The small community of Bluff, Utah, is deceptive. What seems like a sleepy little town of 255 people is actually a beehive of activity, creativity and possibilities. When Susie and I moved back here eight months ago, it was with the idea of going into semi-retirement and enjoying the opportunity to work again with the creative artists of the Four Corners. In reality, there has been scarcely a quiet moment, mainly because someone keeps thinking of something new.
This time it was Barry who came up with the notion of holding an annual Founders Day to celebrate the arrival of those hearty Mormon pioneers who reached the banks of the San Juan River on April 8, 1880. After reading accounts of the original missionary party that made a nearly impossible journey known as the Hole-in-the-Rock expedition he began talking with some of the early promoters of the Bluff Fort. This skillful recreation of the original settlement was built in Bluff to educate the public on the settlers’ accomplishments.
The elders of Bluff Fort recognized the potential of creating a homecoming celebration to invite the descendants of the pioneer LDS families to gather. As Barry talked to other Bluffoons (our affectionate term for ourselves in Bluff), people suggested the celebration should be expanded to include the original residents of the area, the Ute and Navajo descendants who still call Bluff home.
It was agreed that early April was both historically accurate, and a chance to kick off the busy tourist season in style. By April, all the local restaurants and motels have reopened after their winter hiatus.
I am Rick Bell, and I have spent most of my life as a historian and museum consultant in Louisville, Kentucky. Louisville is the home of the world’s most famous horse race, the Kentucky Derby. It is a commonly held belief that the success of the Derby these past 143 years is that it is “the right race, at the right place, at the right time.” Timing is everything, and the potential of Bluff’s first annual Founders Day held in early spring began a community conversation.
A volunteer committee met to talk about ways to create a true celebration of native and pioneer heritage, and soon the ideas began to flow. At one point, I rather flippantly suggested that Twin Rocks conduct a “Guinness Book of World Records” event to establish the frybread-eating champion of the world. While the folks at Guinness will have to wait, we have created a grand program of Frybread Speed Eating, Cook-off and the much-anticipated Frybread Fling (a test of skill and aerodynamics to solve the question of who can throw a piece of frybread the greatest distance).
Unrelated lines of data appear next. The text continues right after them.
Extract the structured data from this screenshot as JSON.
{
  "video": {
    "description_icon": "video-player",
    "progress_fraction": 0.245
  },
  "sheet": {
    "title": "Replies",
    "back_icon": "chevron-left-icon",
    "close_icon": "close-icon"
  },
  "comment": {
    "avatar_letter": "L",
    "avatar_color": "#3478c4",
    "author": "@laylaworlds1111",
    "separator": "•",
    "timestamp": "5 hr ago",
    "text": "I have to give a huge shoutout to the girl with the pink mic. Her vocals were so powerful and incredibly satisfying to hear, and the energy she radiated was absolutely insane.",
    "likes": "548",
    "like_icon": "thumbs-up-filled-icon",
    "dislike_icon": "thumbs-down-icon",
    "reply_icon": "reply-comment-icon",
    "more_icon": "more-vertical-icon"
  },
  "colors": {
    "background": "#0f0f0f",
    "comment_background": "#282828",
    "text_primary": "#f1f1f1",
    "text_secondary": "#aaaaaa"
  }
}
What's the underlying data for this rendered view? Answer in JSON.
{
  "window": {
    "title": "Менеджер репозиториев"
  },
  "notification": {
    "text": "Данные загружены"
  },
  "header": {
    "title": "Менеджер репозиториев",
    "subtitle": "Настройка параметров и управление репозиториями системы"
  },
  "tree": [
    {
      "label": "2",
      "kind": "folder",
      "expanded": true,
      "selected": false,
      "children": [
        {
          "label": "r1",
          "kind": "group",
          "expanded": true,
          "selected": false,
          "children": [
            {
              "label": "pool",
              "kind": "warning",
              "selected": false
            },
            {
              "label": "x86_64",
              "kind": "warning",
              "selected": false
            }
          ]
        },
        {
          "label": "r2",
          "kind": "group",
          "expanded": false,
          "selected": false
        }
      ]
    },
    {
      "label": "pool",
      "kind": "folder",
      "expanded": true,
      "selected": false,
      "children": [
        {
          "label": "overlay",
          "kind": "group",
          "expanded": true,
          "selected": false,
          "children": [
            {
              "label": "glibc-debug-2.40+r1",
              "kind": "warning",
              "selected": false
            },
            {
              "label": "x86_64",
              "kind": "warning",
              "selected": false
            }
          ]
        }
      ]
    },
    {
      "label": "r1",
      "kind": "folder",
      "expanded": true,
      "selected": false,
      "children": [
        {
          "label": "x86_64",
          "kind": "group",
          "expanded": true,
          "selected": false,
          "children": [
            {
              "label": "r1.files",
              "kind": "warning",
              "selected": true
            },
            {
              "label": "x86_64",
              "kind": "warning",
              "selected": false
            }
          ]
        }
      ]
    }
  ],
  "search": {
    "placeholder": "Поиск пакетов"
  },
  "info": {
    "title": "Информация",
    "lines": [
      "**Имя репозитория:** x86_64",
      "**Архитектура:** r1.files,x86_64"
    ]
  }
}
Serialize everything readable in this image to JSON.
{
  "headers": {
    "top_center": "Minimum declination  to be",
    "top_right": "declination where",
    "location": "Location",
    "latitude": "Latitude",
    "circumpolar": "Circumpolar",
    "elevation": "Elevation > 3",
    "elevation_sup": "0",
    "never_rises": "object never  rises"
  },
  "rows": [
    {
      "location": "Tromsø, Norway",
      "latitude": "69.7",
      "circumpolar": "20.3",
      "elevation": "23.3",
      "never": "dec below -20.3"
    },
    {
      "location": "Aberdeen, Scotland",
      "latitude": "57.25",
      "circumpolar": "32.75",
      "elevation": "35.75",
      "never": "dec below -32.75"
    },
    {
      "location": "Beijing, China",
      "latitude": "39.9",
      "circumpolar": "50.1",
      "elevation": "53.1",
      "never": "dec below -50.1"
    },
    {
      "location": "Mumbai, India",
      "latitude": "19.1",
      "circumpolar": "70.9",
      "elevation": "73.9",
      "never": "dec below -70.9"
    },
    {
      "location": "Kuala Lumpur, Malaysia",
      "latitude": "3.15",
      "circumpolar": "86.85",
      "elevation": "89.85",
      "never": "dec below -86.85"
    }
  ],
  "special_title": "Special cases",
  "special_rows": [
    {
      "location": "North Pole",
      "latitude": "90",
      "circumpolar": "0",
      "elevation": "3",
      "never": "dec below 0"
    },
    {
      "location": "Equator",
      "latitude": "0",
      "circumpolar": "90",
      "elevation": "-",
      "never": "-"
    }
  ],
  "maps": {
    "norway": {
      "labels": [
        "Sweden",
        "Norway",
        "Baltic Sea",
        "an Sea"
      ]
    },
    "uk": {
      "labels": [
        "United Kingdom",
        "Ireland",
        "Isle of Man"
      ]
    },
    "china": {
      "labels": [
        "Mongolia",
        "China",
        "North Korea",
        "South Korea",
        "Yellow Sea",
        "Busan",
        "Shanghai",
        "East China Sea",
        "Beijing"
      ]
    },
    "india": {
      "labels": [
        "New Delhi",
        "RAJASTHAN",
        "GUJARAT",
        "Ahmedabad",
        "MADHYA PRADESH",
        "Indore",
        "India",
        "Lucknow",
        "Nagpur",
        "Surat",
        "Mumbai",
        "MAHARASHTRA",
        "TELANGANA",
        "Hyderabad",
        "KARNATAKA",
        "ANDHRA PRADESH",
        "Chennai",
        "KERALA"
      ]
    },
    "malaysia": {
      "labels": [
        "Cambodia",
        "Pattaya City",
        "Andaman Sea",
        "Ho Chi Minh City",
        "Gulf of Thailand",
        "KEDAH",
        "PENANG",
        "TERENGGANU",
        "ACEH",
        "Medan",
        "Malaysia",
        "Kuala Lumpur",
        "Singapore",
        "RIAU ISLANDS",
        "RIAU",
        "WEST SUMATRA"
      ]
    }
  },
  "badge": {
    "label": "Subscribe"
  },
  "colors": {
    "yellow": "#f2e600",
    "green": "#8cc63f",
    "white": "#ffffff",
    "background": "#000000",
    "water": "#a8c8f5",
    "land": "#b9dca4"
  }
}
Bags of Blue Bird Flour and other considerations are offered as prizes.
What began as Barry’s original idea continues to grow. Founders Day events will start at 10 a.m. with the Bluff Street Parade, with elders of the Navajo, Ute and Mormon communities serving as Parade Grand Marshals. Daylong activities at Bluff Fort will feature demonstrations of traditional crafts and family reunions at the pioneer cabins. Meanwhile, a wagon will circulate around town offering tours and commentary on the distinctive stone pioneer homes of Bluff.
Upstairs at the Bluff Fort Coop will be the site of an art exhibition sponsored by the San Juan School District. At the nearby St. Christopher’s Mission, an open house and homecoming is being offered by this irreplaceable local institution. Food vendors from around the region have been invited to set up stands near Bluff Fort to serve their favorite recipes.
At the conclusion of the parade at noon, the White Mesa Ute community will conduct a traditional Bear Dance in an open area just west of Twin Rocks Trading Post. Members of the audience are invited to join in the dancing. At Bluff Elementary School, Navajo students and elders will tell stories and conduct a Song-and-Dance.
The Frybread Festival, held on the porches of Twin Rocks Trading Post and Café, will be the centerpiece of the afternoon activities. In the evening, the Business Owners of Bluff (the BOBs) will sponsor an evening movie presentation at the Bluff Community Center. “More than Frybread” is a satirical mockumentary on a mythical national frybread competition. Once again, life imitates art.
The best thing about the Founders Day festival is it all came together so easily, with each group taking charge of their own activities and budgets. Also, every event during the festival is offered free to the public. Come on down.
The greatest irony is that Barry, the originator of the Founders/Frybread festival, will not be here to attend. April 8 is also Barry’s birthday, and many months ago, Laurie had secured tickets to see “The Lion King” in Salt Lake City. Since this is the best theatrical presentation I have ever seen, I strongly urged him to go and enjoy himself.
Hakuna Matata, Barry, Hakuna Matata.